Однако у толпы всегда оставалось искушение развлечь себя грубым и жестоким насилием, так, чтобы кровь текла рекой и была возможность пограбить. После всех этих безобразий неотвратимо наступало тяжелое похмелье, но это мало кого волновало. Участие общества в управлении страной к тому времени фактически свелось к нулю. Профессиональная армия выигрывала сражения, большинство государственных деятелей были выходцами из нескольких дюжин влиятельных семейств, почти всю работу выполняли рабы.

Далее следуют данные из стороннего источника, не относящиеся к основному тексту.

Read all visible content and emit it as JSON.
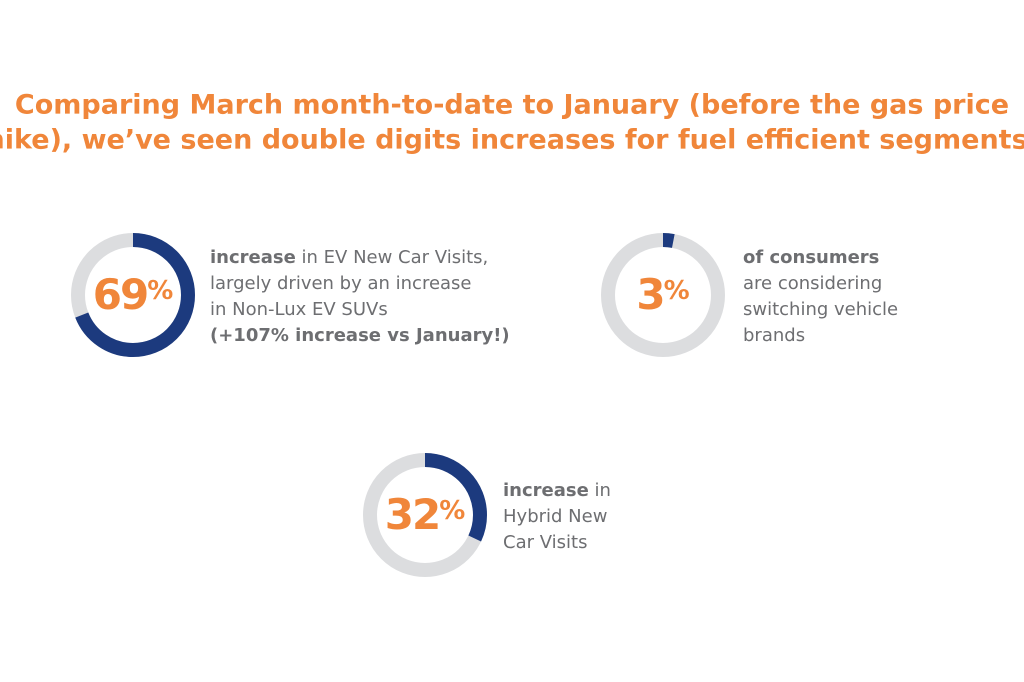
{
  "title": [
    "Comparing March month-to-date to January (before the gas price",
    "hike), we’ve seen double digits increases for fuel efficient segments:"
  ],
  "chart_data": [
    {
      "type": "donut",
      "value": 69,
      "value_label": "69%",
      "color": "#1c3a7e",
      "track_color": "#dcdddf",
      "lines": [
        [
          {
            "text": "increase",
            "bold": true
          },
          {
            "text": " in EV New Car Visits,"
          }
        ],
        [
          {
            "text": "largely driven by an increase"
          }
        ],
        [
          {
            "text": "in Non-Lux EV SUVs"
          }
        ],
        [
          {
            "text": "(+107% increase vs January!)",
            "bold": true
          }
        ]
      ]
    },
    {
      "type": "donut",
      "value": 3,
      "value_label": "3%",
      "color": "#1c3a7e",
      "track_color": "#dcdddf",
      "lines": [
        [
          {
            "text": "of consumers",
            "bold": true
          }
        ],
        [
          {
            "text": "are considering"
          }
        ],
        [
          {
            "text": "switching vehicle"
          }
        ],
        [
          {
            "text": "brands"
          }
        ]
      ]
    },
    {
      "type": "donut",
      "value": 32,
      "value_label": "32%",
      "color": "#1c3a7e",
      "track_color": "#dcdddf",
      "lines": [
        [
          {
            "text": "increase",
            "bold": true
          },
          {
            "text": " in"
          }
        ],
        [
          {
            "text": "Hybrid New"
          }
        ],
        [
          {
            "text": "Car Visits"
          }
        ]
      ]
    }
  ]
}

Словом, людям не было никакого дела до того, кто ими будет управлять — Цицерон или Катилина. Однако бедняки были рады любой возможности хотя бы на время забыть о своей нищете, немного потешить себя.
Дверь мне открыл Катон. На его лице, как всегда, было недовольное выражение.
— Опять поздно. Но это еще полбеды. К тебе тут вечером заявилась одна молодая особа и велела ее впустить. Сказала, что будет ждать, пока ты не вернешься. Она в атрии.
Теряясь в догадках, кто бы это мог быть, я вошел в дом. При моем появлении закутанная в покрывало женщина встала. Но как бы она ни закрывала лицо, я узнал ее сразу.
— Аврелия!
Откинув покрывало, она открыла лицо. Я тут же бросился бы к ней и заключил в объятия, если бы меня не остановил возмущенный возглас Катона.
— Иди спать, Катон, — приказал я.
Ворча что-то себе под нос, он побрел прочь. Потом кликнул жену, и та вышла из своей комнаты ему навстречу.
— Деций, — сказала Аврелия, — тебе необходимо срочно сменить одежду.
Я окинул себя взглядом и обнаружил, что на мне нет сухого места, — промок настолько, что с меня просто текла вода, причем более всего с волос. Мне пришло в голову, что так, пожалуй, и кинжал может заржаветь.
— Кажется, в спальне есть полотенца, — сказал я. — Подожди меня здесь.
Войдя в свои покои, я содрал с себя одежду, потом схватил полотенце и принялся с силой растирать тело. Когда взялся за волосы, неожиданно обнаружил, что полотенцем орудует еще одна пара рук.
— Не возражаешь, если помогу? — проворковала Аврелия.
— Мне льстит твое нетерпение.
Обернувшись, я обнаружил, что она почти освободилась от своего облачения, и мне потребовалось совсем немного времени, чтобы довершить начатое, оставив на ее теле лишь нитку жемчуга. Появление Аврелии в моем доме этой ночью привело меня в состояние крайнего замешательства, в голове роилась уйма вопросов, но я так желал ее, что позабыл обо всем на свете. Она прижала свои губы к моим, и мы оказались на моей узкой холостяцкой кровати. Мы все же сумели совладать с этим неудобством, и когда масло в лампе закончилось, я наконец сумел перевести дыхание и задать мучивший меня вопрос:
— Разве Катилина не отправил тебя вместе с матерью в безопасное место за пределами Рима?
Я лежал на спине, а она — на боку, тесно прижавшись и положив мне на грудь щеку и руки.
— Я вернулась. Не могу больше оставаться вдали от тебя.
Сколь сильно я ни желал этому поверить, но все же не мог забыть, что Аврелия успешно обходилась без меня достаточно долгое время. Не подослали ли ее следить за мной? Хотя бы для того, чтобы проверить, не собираюсь ли я отправиться к кому-нибудь с доносом? Впрочем, Катилина со своими сторонниками действовали с таким безрассудством, что им вряд ли пришло бы в голову принять подобную меру предосторожности.
— Тебе опасно оставаться сейчас в городе, — настаивал я. — Насколько ты осведомлена о планах отчима?
Она насторожилась.
— Достаточно, чтобы знать, что в скором времени он станем правителем Рима. А что?
— Через несколько дней Сенат объявит его врагом народа Рима, — ответил я. — Когда это случится, все члены его семьи окажутся в опасности. На улицах города снова начнет литься кровь.